African music includes Afrobeat, Fuji, Highlife, Makossa, Kizomba, and Juju and Juju-influenced genres, including Juju and Fuji. In West African music, Sylviane Diouf and ethnomusicologist Gerhard Kubik claim that Muslim regions incorporate elements of Islamic music, whereas non-Muslim areas are more affected by indigenous traditions.
According to Sylviane Diouf and Gerhard Kubik, Muslim countries absorb elements of Islamic music, whereas indigenous traditions more influence non-Muslim regions.
“Words that seem to quiver and shake” the vocal cords, dramatic changes in musical scales, and nasal intonation are all part of traditional Muslim West African music. The Islamic call to prayer is also incorporated into this music, first performed by an Abyssinian African Muslim named Bilal ibn Rabah in the early 7th century.
Muslim West African singers “employ melisma, wavy intonation, and so forth” as a remnant of the region’s contact with the Maghreb’s Arabic-Islamic civilization from the seventh and eighth centuries, according to Kubik.
According to Kubik, Muslim West Africans traditionally preferred stringed instruments (including the forebears of the banjo), whereas non-Muslim West Africans preferred drumming as an instrument.
African traditional music instruments include:
- Djembes.
- Water drums.
- Bougarabous, Ngoma drums (or engoma drums) in West Africa.
- Several varieties of Ngoma drums in Central and Southern Africa.
The other percussion instruments offered include the kosika (kashaka), rain sticks, bells, and wood sticks. Different varieties of drums, flutes, and strung and wind instruments can also be found in Africa.
One of the most general aspects of Sub-Saharan music is polyrhythms, which is also one of its most distinguishing characteristics.
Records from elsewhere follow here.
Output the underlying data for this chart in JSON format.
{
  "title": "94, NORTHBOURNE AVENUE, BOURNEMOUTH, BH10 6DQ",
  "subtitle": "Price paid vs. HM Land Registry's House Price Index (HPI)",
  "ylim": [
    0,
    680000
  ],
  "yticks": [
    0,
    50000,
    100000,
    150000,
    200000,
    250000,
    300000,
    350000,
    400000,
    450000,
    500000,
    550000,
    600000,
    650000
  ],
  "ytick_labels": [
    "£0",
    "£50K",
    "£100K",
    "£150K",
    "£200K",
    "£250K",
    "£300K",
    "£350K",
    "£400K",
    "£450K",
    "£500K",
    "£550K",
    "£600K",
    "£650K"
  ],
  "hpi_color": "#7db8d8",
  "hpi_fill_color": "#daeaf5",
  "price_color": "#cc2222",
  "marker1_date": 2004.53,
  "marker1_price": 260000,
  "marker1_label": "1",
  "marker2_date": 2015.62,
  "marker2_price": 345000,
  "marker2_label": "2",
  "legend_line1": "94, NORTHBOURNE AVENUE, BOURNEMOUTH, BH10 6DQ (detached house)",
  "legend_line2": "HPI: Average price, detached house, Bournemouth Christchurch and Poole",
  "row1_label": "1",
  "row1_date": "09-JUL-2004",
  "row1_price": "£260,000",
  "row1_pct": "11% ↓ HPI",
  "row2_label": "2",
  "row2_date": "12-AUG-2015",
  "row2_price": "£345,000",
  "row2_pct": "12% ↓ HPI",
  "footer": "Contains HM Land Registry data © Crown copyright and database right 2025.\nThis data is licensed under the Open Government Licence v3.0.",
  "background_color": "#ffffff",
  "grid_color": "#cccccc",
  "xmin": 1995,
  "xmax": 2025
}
To be able to play numerous rhythms at the same time, various instruments have been created expressly for this purpose.
Some instruments, such as the mbira, kalimba, kora, ngoni, and dousn’gouni, arrange notes, not in a single linear sequence from bass to treble but instead in two different rank arrays, making it easier to play cross-rhythms. American devices of the twentieth century show that this theory is still relevant. Gravi-kora and gravikord are examples of new modern manifestations of this principle.
History
It’s no secret that African music has undergone some crucial alterations. The music of Africa today may be very different from the music of Africa in the past. Furthermore, there has never been a time when African music was exclusively linked with a single ethnic group. The unique voice of the musician and his or her style and originality have always been important in the music business.
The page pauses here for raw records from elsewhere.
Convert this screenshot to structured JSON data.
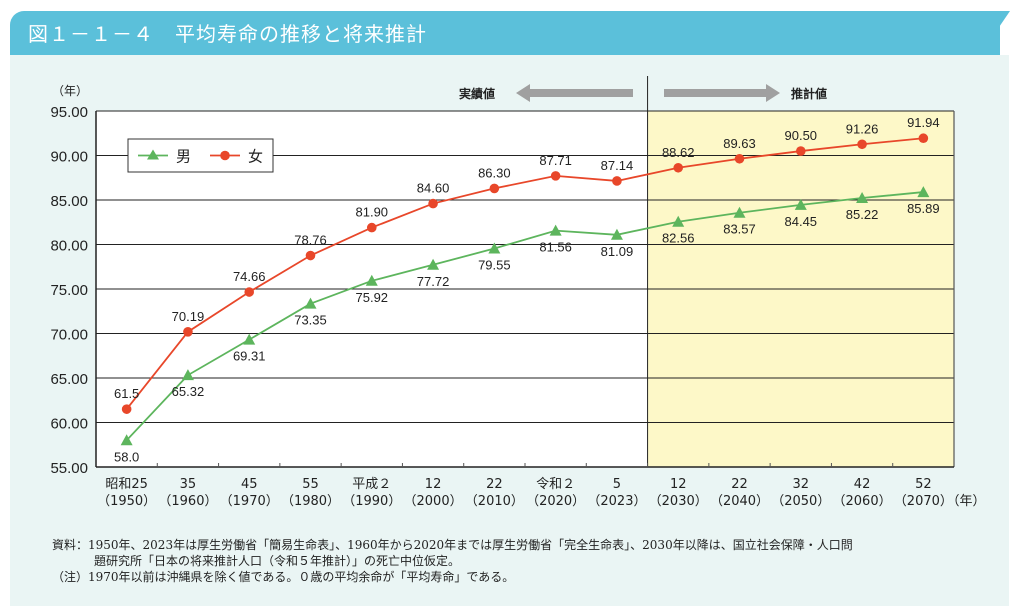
{
  "header": {
    "title": "図１－１－４　平均寿命の推移と将来推計"
  },
  "annotations": {
    "actual_label": "実績値",
    "projected_label": "推計値"
  },
  "notes": {
    "source_line1": "資料：1950年、2023年は厚生労働省「簡易生命表」、1960年から2020年までは厚生労働省「完全生命表」、2030年以降は、国立社会保障・人口問",
    "source_line2": "題研究所「日本の将来推計人口（令和５年推計）」の死亡中位仮定。",
    "note_line": "（注）1970年以前は沖縄県を除く値である。０歳の平均余命が「平均寿命」である。"
  },
  "colors": {
    "male": "#5db55d",
    "female": "#e8472a",
    "projection_bg": "#fdf8c8",
    "arrow": "#a0a0a0"
  },
  "chart_data": {
    "type": "line",
    "title": "平均寿命の推移と将来推計",
    "xlabel": "（年）",
    "ylabel": "（年）",
    "ylim": [
      55,
      95
    ],
    "yticks": [
      "55.00",
      "60.00",
      "65.00",
      "70.00",
      "75.00",
      "80.00",
      "85.00",
      "90.00",
      "95.00"
    ],
    "ytick_values": [
      55,
      60,
      65,
      70,
      75,
      80,
      85,
      90,
      95
    ],
    "grid": true,
    "legend_position": "top-left",
    "categories": [
      {
        "era": "昭和25",
        "year": "（1950）"
      },
      {
        "era": "35",
        "year": "（1960）"
      },
      {
        "era": "45",
        "year": "（1970）"
      },
      {
        "era": "55",
        "year": "（1980）"
      },
      {
        "era": "平成２",
        "year": "（1990）"
      },
      {
        "era": "12",
        "year": "（2000）"
      },
      {
        "era": "22",
        "year": "（2010）"
      },
      {
        "era": "令和２",
        "year": "（2020）"
      },
      {
        "era": "5",
        "year": "（2023）"
      },
      {
        "era": "12",
        "year": "（2030）"
      },
      {
        "era": "22",
        "year": "（2040）"
      },
      {
        "era": "32",
        "year": "（2050）"
      },
      {
        "era": "42",
        "year": "（2060）"
      },
      {
        "era": "52",
        "year": "（2070）"
      }
    ],
    "projection_start_index": 9,
    "series": [
      {
        "name": "男",
        "marker": "triangle",
        "values": [
          58.0,
          65.32,
          69.31,
          73.35,
          75.92,
          77.72,
          79.55,
          81.56,
          81.09,
          82.56,
          83.57,
          84.45,
          85.22,
          85.89
        ],
        "labels": [
          "58.0",
          "65.32",
          "69.31",
          "73.35",
          "75.92",
          "77.72",
          "79.55",
          "81.56",
          "81.09",
          "82.56",
          "83.57",
          "84.45",
          "85.22",
          "85.89"
        ],
        "label_position": "below"
      },
      {
        "name": "女",
        "marker": "circle",
        "values": [
          61.5,
          70.19,
          74.66,
          78.76,
          81.9,
          84.6,
          86.3,
          87.71,
          87.14,
          88.62,
          89.63,
          90.5,
          91.26,
          91.94
        ],
        "labels": [
          "61.5",
          "70.19",
          "74.66",
          "78.76",
          "81.90",
          "84.60",
          "86.30",
          "87.71",
          "87.14",
          "88.62",
          "89.63",
          "90.50",
          "91.26",
          "91.94"
        ],
        "label_position": "above"
      }
    ]
  }
}
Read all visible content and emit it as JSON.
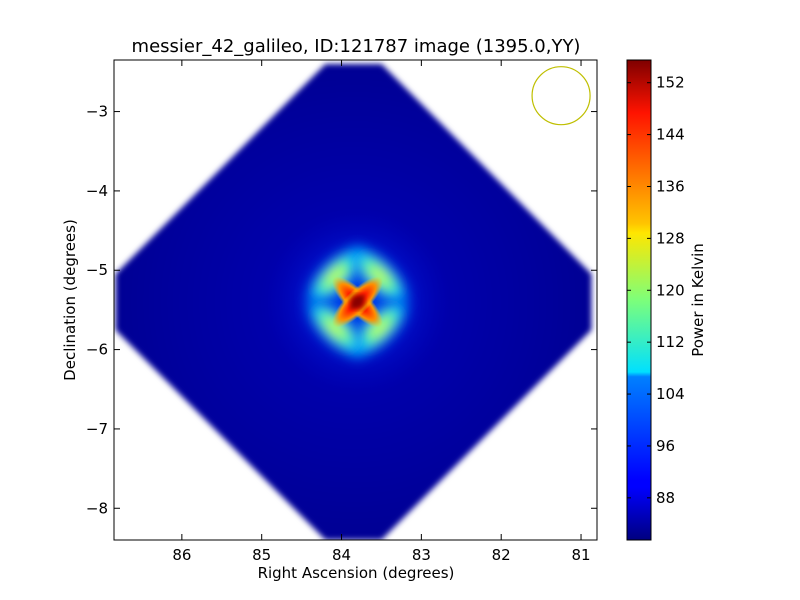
{
  "chart_data": {
    "type": "heatmap",
    "title": "messier_42_galileo, ID:121787 image (1395.0,YY)",
    "xlabel": "Right Ascension (degrees)",
    "ylabel": "Declination (degrees)",
    "xlim": [
      86.85,
      80.8
    ],
    "ylim": [
      -8.4,
      -2.35
    ],
    "x_ticks": [
      86,
      85,
      84,
      83,
      82,
      81
    ],
    "x_tick_labels": [
      "86",
      "85",
      "84",
      "83",
      "82",
      "81"
    ],
    "y_ticks": [
      -3,
      -4,
      -5,
      -6,
      -7,
      -8
    ],
    "y_tick_labels": [
      "−3",
      "−4",
      "−5",
      "−6",
      "−7",
      "−8"
    ],
    "colorbar": {
      "label": "Power in Kelvin",
      "range": [
        81.5,
        155.5
      ],
      "ticks": [
        88,
        96,
        104,
        112,
        120,
        128,
        136,
        144,
        152
      ],
      "tick_labels": [
        "88",
        "96",
        "104",
        "112",
        "120",
        "128",
        "136",
        "144",
        "152"
      ],
      "colormap": "jet"
    },
    "image": {
      "footprint": "rotated square",
      "footprint_center_ra": 83.85,
      "footprint_center_dec": -5.4,
      "background_kelvin": 85,
      "source_ra": 83.8,
      "source_dec": -5.4,
      "source_peak_kelvin": 154
    },
    "beam_marker": {
      "ra": 81.25,
      "dec": -2.8,
      "color": "#bfbf00"
    },
    "grid": false,
    "legend": "none"
  }
}
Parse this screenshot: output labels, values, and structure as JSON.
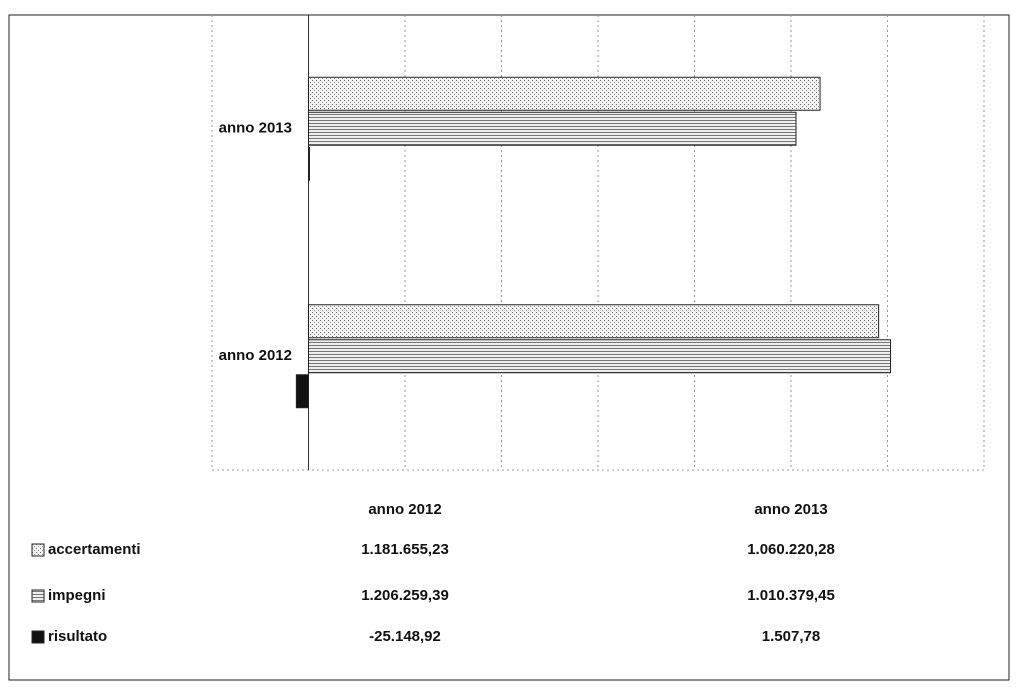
{
  "chart_data": {
    "type": "bar",
    "orientation": "horizontal",
    "categories": [
      "anno 2012",
      "anno 2013"
    ],
    "series": [
      {
        "name": "accertamenti",
        "color": "#d8d8d8",
        "values": [
          1181655.23,
          1060220.28
        ],
        "value_labels": [
          "1.181.655,23",
          "1.060.220,28"
        ]
      },
      {
        "name": "impegni",
        "color": "#c8c8c8",
        "values": [
          1206259.39,
          1010379.45
        ],
        "value_labels": [
          "1.206.259,39",
          "1.010.379,45"
        ]
      },
      {
        "name": "risultato",
        "color": "#111111",
        "values": [
          -25148.92,
          1507.78
        ],
        "value_labels": [
          "-25.148,92",
          "1.507,78"
        ]
      }
    ],
    "xlim": [
      -200000,
      1400000
    ],
    "xticks": [
      -200000,
      0,
      200000,
      400000,
      600000,
      800000,
      1000000,
      1200000,
      1400000
    ],
    "grid": true
  }
}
Other material sources include archaeological and other artefacts, pictorial sources such as petroglyphs and rock drawings and written accounts of African travels, field notes written in African or European languages, musical notations, and photographs videotapes that can be used for the study of African music history.
According to historical documents, the musical traditions of Sub-Saharan Africa formerly spread as far north as North Africa. Climate changes in the Sahara between 8000 and 3000 BC allowed savanna vegetation and wildlife to extend into the southern and central regions of the Sahara and its mountains.
When humans settled in the Sahara, they began to spread along rivers and tiny lakes, bringing Neolithic, or New Stone Age, cultures with a so-called aquatic lifestyle. If you are a Nigerian.
A slow breakdown of aquatic cultures occurred between 5000 and 3000 BC when the wet period’s pinnacle had passed. Due to global warming, the damp climate became increasingly restricted to diminishing lakes and rivers and the upper Nile region. In the Lake Chad region and the Nile wetlands, remnants of the old civilization can still be found.
Rock paintings from the “Green Sahara” region are a treasure trove of iconographic material, including some of the first internal sources on African music. An anthropologist who studied Algeria’s Tassili n’Ajjer plateau in 1956 discovered a flourishing dancing culture that is still there today. Based on stylistic factors, this painting has been dated to the Neolithic hunter period in the Sahara (c. 6000–4000 BC), making it one of the earliest examples of music and dancing in Africa. Several African civilizations’ body ornamentation and movement style are represented in their traditional dance traditions.